Tourette's can be protected under the Disability Discrimination Act
This does depend on severity. As tics aren’t voluntary, it would be discrimination to deny a job based on tics.
However, there are many grey areas when it comes to Tourette’s and employment. For example, tics involving obscenities or punching may be considered inappropriate in a class of young children.
This is why honesty about tics and how they manifest is important early on, although severe tics would probably be hard to supress at the interview stage.
This teacher has Tourette and the students are fully supportive
Natalie is a primary school teacher and was featured in the Channel 5 documentary Teacher with Tourette’s.
Natalie has been labeled a ‘true inspiration’ for handling the condition in her line of work, and received support from her pupils.
Despite this, there have been reports that some teachers have found her vocal tics uncomfortable, leading Natalie to take lunch breaks in the classroom.
Documentaries like this can only lead us to hope that there will be more awareness and respect moving forward.
Some teachers made fun of the condition
I remember three specific occasions when teachers openly made fun of Tourette Syndrome.

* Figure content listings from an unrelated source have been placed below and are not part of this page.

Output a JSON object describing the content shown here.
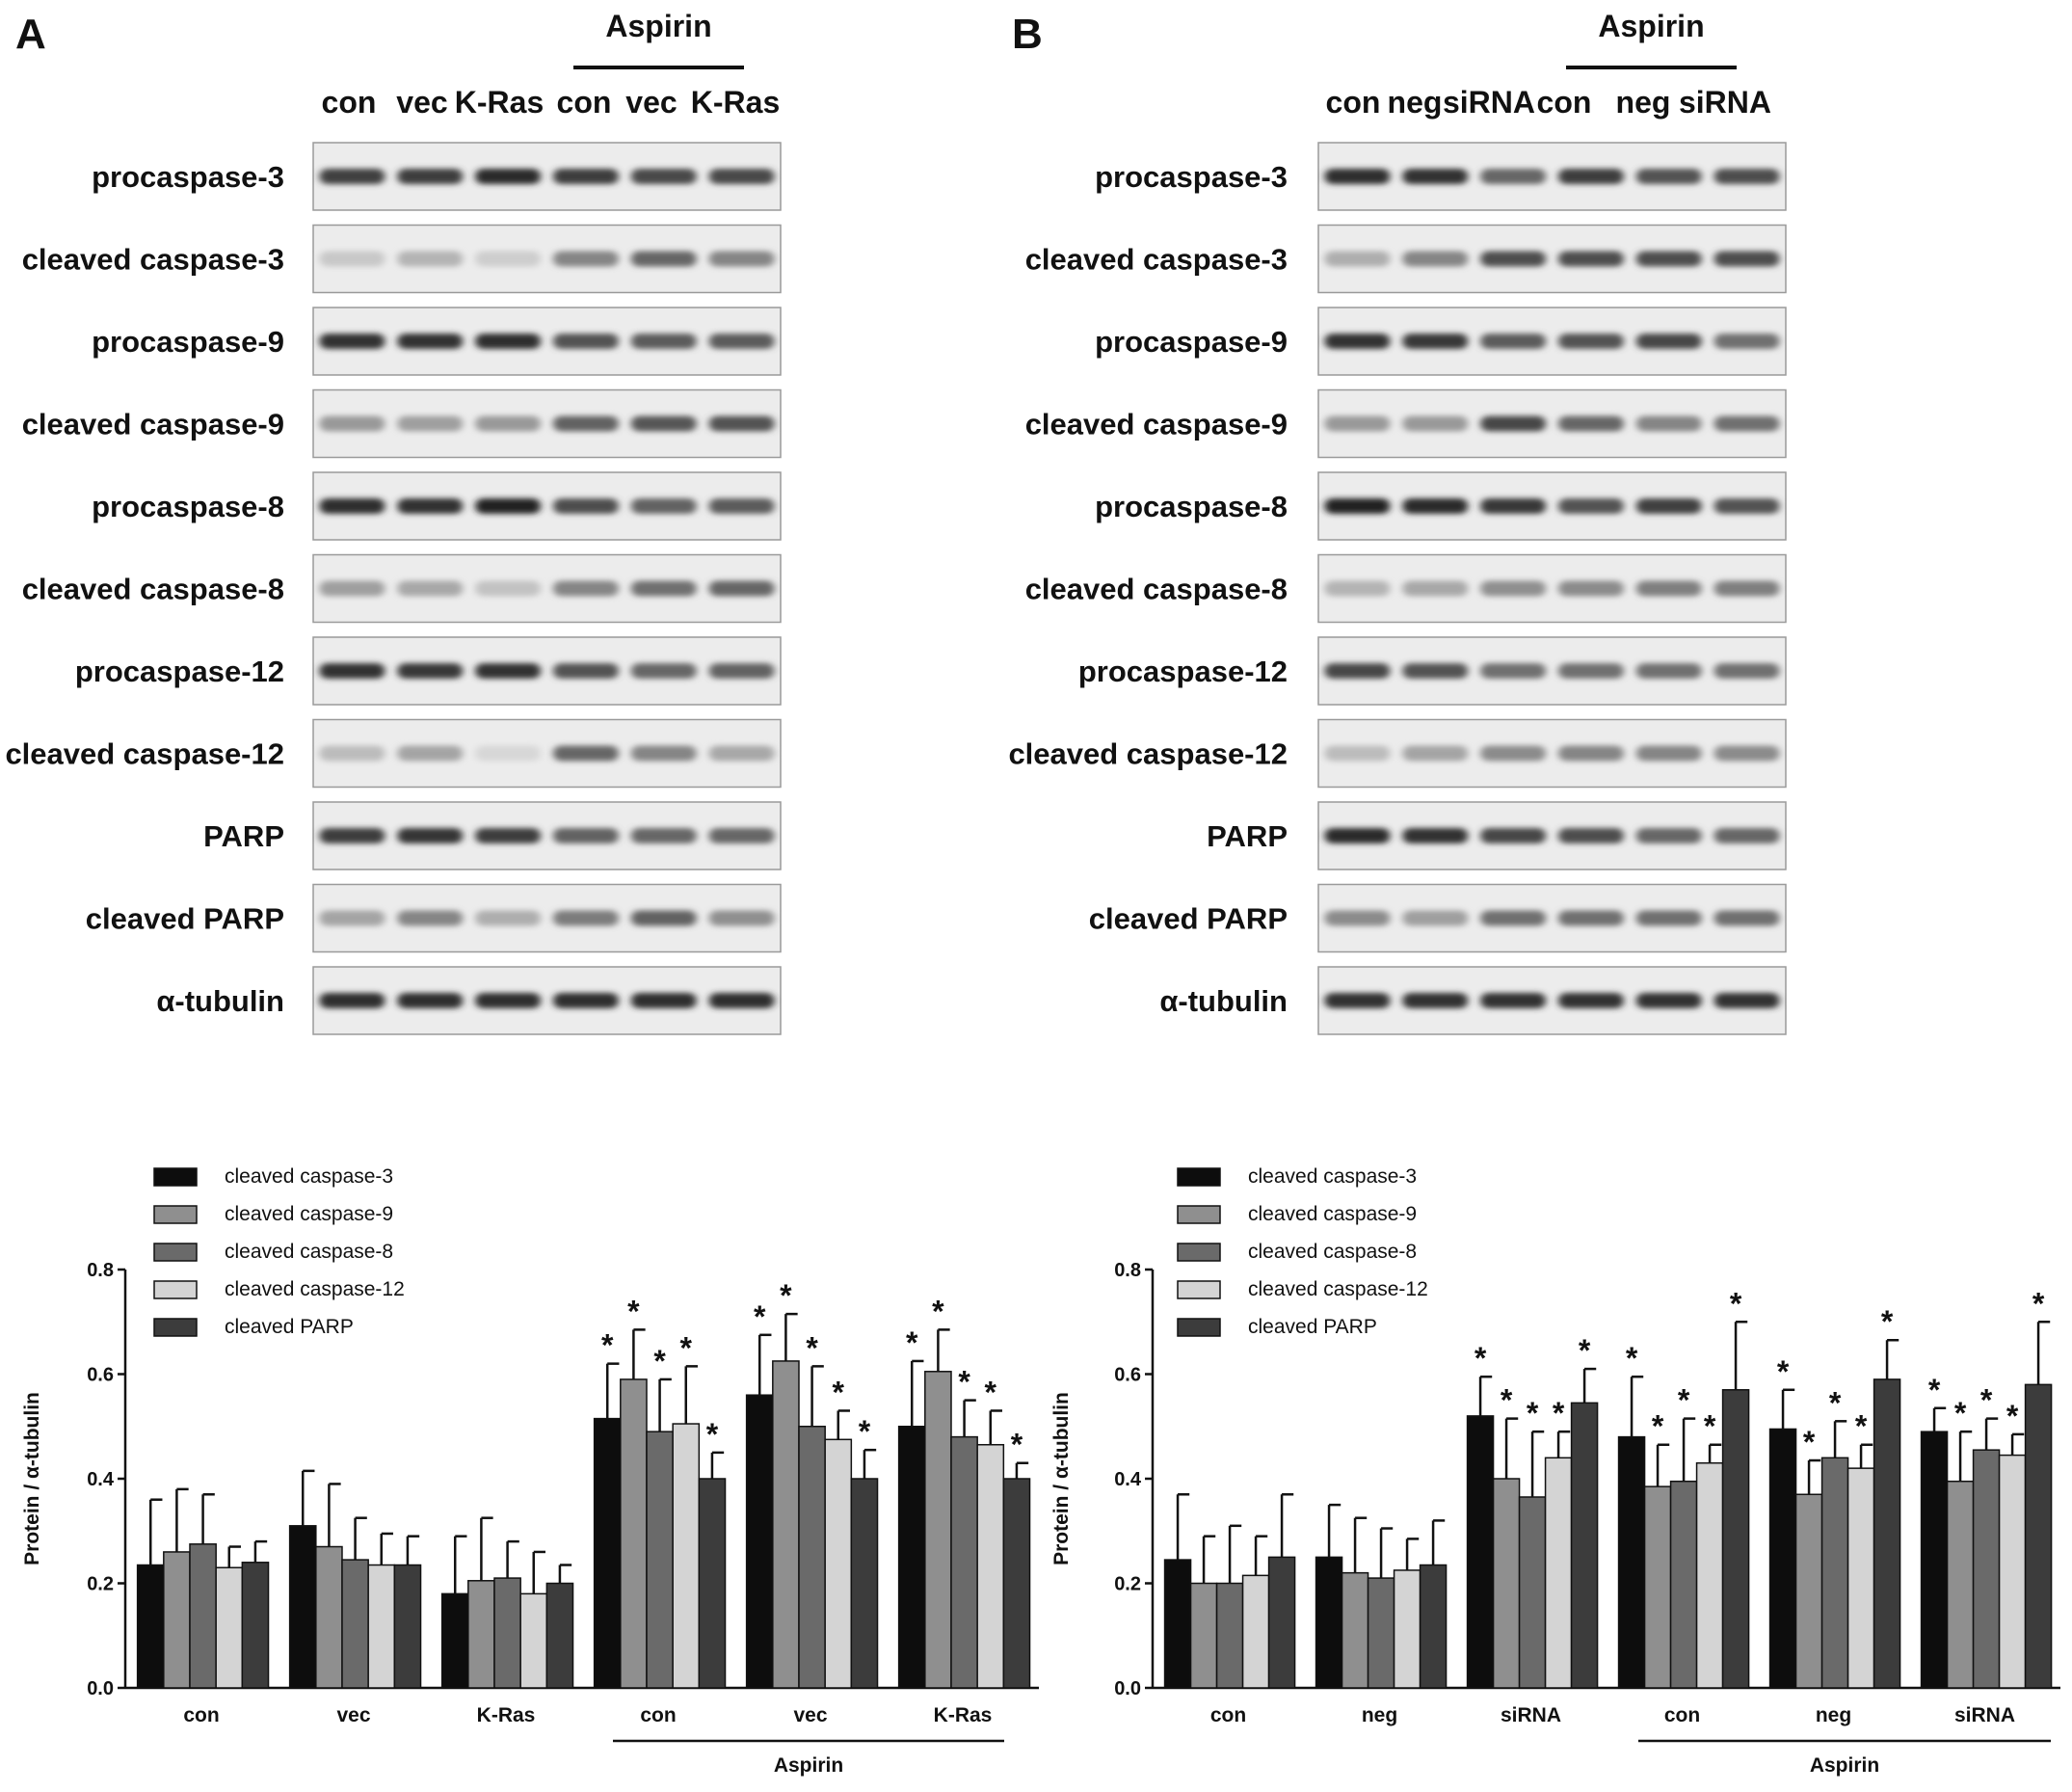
{
  "panels": [
    {
      "letter": "A",
      "treatment_label": "Aspirin",
      "lanes": [
        "con",
        "vec",
        "K-Ras",
        "con",
        "vec",
        "K-Ras"
      ],
      "blot_rows": [
        {
          "label": "procaspase-3",
          "intensity": [
            0.78,
            0.8,
            0.9,
            0.8,
            0.74,
            0.74
          ]
        },
        {
          "label": "cleaved caspase-3",
          "intensity": [
            0.12,
            0.22,
            0.1,
            0.45,
            0.6,
            0.45
          ]
        },
        {
          "label": "procaspase-9",
          "intensity": [
            0.85,
            0.85,
            0.88,
            0.7,
            0.65,
            0.65
          ]
        },
        {
          "label": "cleaved caspase-9",
          "intensity": [
            0.35,
            0.32,
            0.35,
            0.62,
            0.68,
            0.7
          ]
        },
        {
          "label": "procaspase-8",
          "intensity": [
            0.88,
            0.85,
            0.92,
            0.72,
            0.62,
            0.65
          ]
        },
        {
          "label": "cleaved caspase-8",
          "intensity": [
            0.32,
            0.28,
            0.15,
            0.45,
            0.55,
            0.6
          ]
        },
        {
          "label": "procaspase-12",
          "intensity": [
            0.85,
            0.82,
            0.85,
            0.7,
            0.6,
            0.62
          ]
        },
        {
          "label": "cleaved caspase-12",
          "intensity": [
            0.18,
            0.3,
            0.05,
            0.6,
            0.45,
            0.28
          ]
        },
        {
          "label": "PARP",
          "intensity": [
            0.8,
            0.84,
            0.8,
            0.62,
            0.6,
            0.6
          ]
        },
        {
          "label": "cleaved PARP",
          "intensity": [
            0.3,
            0.45,
            0.25,
            0.5,
            0.62,
            0.4
          ]
        },
        {
          "label": "α-tubulin",
          "intensity": [
            0.88,
            0.88,
            0.88,
            0.88,
            0.88,
            0.88
          ]
        }
      ]
    },
    {
      "letter": "B",
      "treatment_label": "Aspirin",
      "lanes": [
        "con",
        "neg",
        "siRNA",
        "con",
        "neg",
        "siRNA"
      ],
      "blot_rows": [
        {
          "label": "procaspase-3",
          "intensity": [
            0.88,
            0.86,
            0.6,
            0.8,
            0.7,
            0.72
          ]
        },
        {
          "label": "cleaved caspase-3",
          "intensity": [
            0.25,
            0.45,
            0.72,
            0.72,
            0.72,
            0.72
          ]
        },
        {
          "label": "procaspase-9",
          "intensity": [
            0.85,
            0.82,
            0.65,
            0.7,
            0.75,
            0.55
          ]
        },
        {
          "label": "cleaved caspase-9",
          "intensity": [
            0.35,
            0.35,
            0.75,
            0.6,
            0.45,
            0.55
          ]
        },
        {
          "label": "procaspase-8",
          "intensity": [
            0.92,
            0.9,
            0.82,
            0.7,
            0.78,
            0.7
          ]
        },
        {
          "label": "cleaved caspase-8",
          "intensity": [
            0.22,
            0.28,
            0.4,
            0.42,
            0.48,
            0.48
          ]
        },
        {
          "label": "procaspase-12",
          "intensity": [
            0.75,
            0.7,
            0.55,
            0.55,
            0.55,
            0.55
          ]
        },
        {
          "label": "cleaved caspase-12",
          "intensity": [
            0.18,
            0.3,
            0.42,
            0.45,
            0.45,
            0.42
          ]
        },
        {
          "label": "PARP",
          "intensity": [
            0.9,
            0.85,
            0.75,
            0.72,
            0.6,
            0.6
          ]
        },
        {
          "label": "cleaved PARP",
          "intensity": [
            0.42,
            0.32,
            0.55,
            0.55,
            0.55,
            0.55
          ]
        },
        {
          "label": "α-tubulin",
          "intensity": [
            0.85,
            0.85,
            0.85,
            0.85,
            0.85,
            0.85
          ]
        }
      ]
    }
  ],
  "chart_data": [
    {
      "type": "bar",
      "ylabel": "Protein / α-tubulin",
      "xlabel": "",
      "ylim": [
        0,
        0.8
      ],
      "yticks": [
        "0.0",
        "0.2",
        "0.4",
        "0.6",
        "0.8"
      ],
      "categories": [
        "con",
        "vec",
        "K-Ras",
        "con",
        "vec",
        "K-Ras"
      ],
      "group_label": "Aspirin",
      "grouped_categories": [
        3,
        4,
        5
      ],
      "legend_position": "top-left",
      "series": [
        {
          "name": "cleaved caspase-3",
          "color": "#0d0d0d",
          "values": [
            0.235,
            0.31,
            0.18,
            0.515,
            0.56,
            0.5
          ],
          "errors": [
            0.125,
            0.105,
            0.11,
            0.105,
            0.115,
            0.125
          ],
          "significant": [
            false,
            false,
            false,
            true,
            true,
            true
          ]
        },
        {
          "name": "cleaved caspase-9",
          "color": "#8f8f8f",
          "values": [
            0.26,
            0.27,
            0.205,
            0.59,
            0.625,
            0.605
          ],
          "errors": [
            0.12,
            0.12,
            0.12,
            0.095,
            0.09,
            0.08
          ],
          "significant": [
            false,
            false,
            false,
            true,
            true,
            true
          ]
        },
        {
          "name": "cleaved caspase-8",
          "color": "#6a6a6a",
          "values": [
            0.275,
            0.245,
            0.21,
            0.49,
            0.5,
            0.48
          ],
          "errors": [
            0.095,
            0.08,
            0.07,
            0.1,
            0.115,
            0.07
          ],
          "significant": [
            false,
            false,
            false,
            true,
            true,
            true
          ]
        },
        {
          "name": "cleaved caspase-12",
          "color": "#d4d4d4",
          "values": [
            0.23,
            0.235,
            0.18,
            0.505,
            0.475,
            0.465
          ],
          "errors": [
            0.04,
            0.06,
            0.08,
            0.11,
            0.055,
            0.065
          ],
          "significant": [
            false,
            false,
            false,
            true,
            true,
            true
          ]
        },
        {
          "name": "cleaved PARP",
          "color": "#3c3c3c",
          "values": [
            0.24,
            0.235,
            0.2,
            0.4,
            0.4,
            0.4
          ],
          "errors": [
            0.04,
            0.055,
            0.035,
            0.05,
            0.055,
            0.03
          ],
          "significant": [
            false,
            false,
            false,
            true,
            true,
            true
          ]
        }
      ]
    },
    {
      "type": "bar",
      "ylabel": "Protein / α-tubulin",
      "xlabel": "",
      "ylim": [
        0,
        0.8
      ],
      "yticks": [
        "0.0",
        "0.2",
        "0.4",
        "0.6",
        "0.8"
      ],
      "categories": [
        "con",
        "neg",
        "siRNA",
        "con",
        "neg",
        "siRNA"
      ],
      "group_label": "Aspirin",
      "grouped_categories": [
        3,
        4,
        5
      ],
      "legend_position": "top-left",
      "series": [
        {
          "name": "cleaved caspase-3",
          "color": "#0d0d0d",
          "values": [
            0.245,
            0.25,
            0.52,
            0.48,
            0.495,
            0.49
          ],
          "errors": [
            0.125,
            0.1,
            0.075,
            0.115,
            0.075,
            0.045
          ],
          "significant": [
            false,
            false,
            true,
            true,
            true,
            true
          ]
        },
        {
          "name": "cleaved caspase-9",
          "color": "#8f8f8f",
          "values": [
            0.2,
            0.22,
            0.4,
            0.385,
            0.37,
            0.395
          ],
          "errors": [
            0.09,
            0.105,
            0.115,
            0.08,
            0.065,
            0.095
          ],
          "significant": [
            false,
            false,
            true,
            true,
            true,
            true
          ]
        },
        {
          "name": "cleaved caspase-8",
          "color": "#6a6a6a",
          "values": [
            0.2,
            0.21,
            0.365,
            0.395,
            0.44,
            0.455
          ],
          "errors": [
            0.11,
            0.095,
            0.125,
            0.12,
            0.07,
            0.06
          ],
          "significant": [
            false,
            false,
            true,
            true,
            true,
            true
          ]
        },
        {
          "name": "cleaved caspase-12",
          "color": "#d4d4d4",
          "values": [
            0.215,
            0.225,
            0.44,
            0.43,
            0.42,
            0.445
          ],
          "errors": [
            0.075,
            0.06,
            0.05,
            0.035,
            0.045,
            0.04
          ],
          "significant": [
            false,
            false,
            true,
            true,
            true,
            true
          ]
        },
        {
          "name": "cleaved PARP",
          "color": "#3c3c3c",
          "values": [
            0.25,
            0.235,
            0.545,
            0.57,
            0.59,
            0.58
          ],
          "errors": [
            0.12,
            0.085,
            0.065,
            0.13,
            0.075,
            0.12
          ],
          "significant": [
            false,
            false,
            true,
            true,
            true,
            true
          ]
        }
      ]
    }
  ]
}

Two didn’t know I had it, thanks to having mild tics and the stereotype that Tourette’s is a ‘swearing disease’.
One teacher asked a kid ‘do you have Tourette’s or something?!’ after he cursed in class. All the kids laughed along.
Another shouted ‘who’s making weird noises?!’ When I let out a subtle vocal tic.
In a huge breach of trust, one teacher even told the class that I had Tourette. My friends younger brother came home one day and asked whilst I was at his house ‘do you have Tourette’s?!’
I asked how he knew. It turns out this teacher told the class after speaking to my parents one day about my condition, in the hope it would give her a better understanding. Instead this teacher made me more self conscious than I already was.
If teachers can help kids understand in a more productive way, the future will be a little brighter.
There are probably more teachers out there with Tourette syndrome
There are most definitely many teachers currently teaching with Tourette, or another tic disorder.
Because tics vary so much within the community, some teachers will be able to teach with minimal problems.
With the current belief that 1 in 100 children has Tourette, some of these children will have tics through their teens and into adulthood.
The more teachers we have proudly educating the next generation about tic disorders, the more acceptance there will be in society.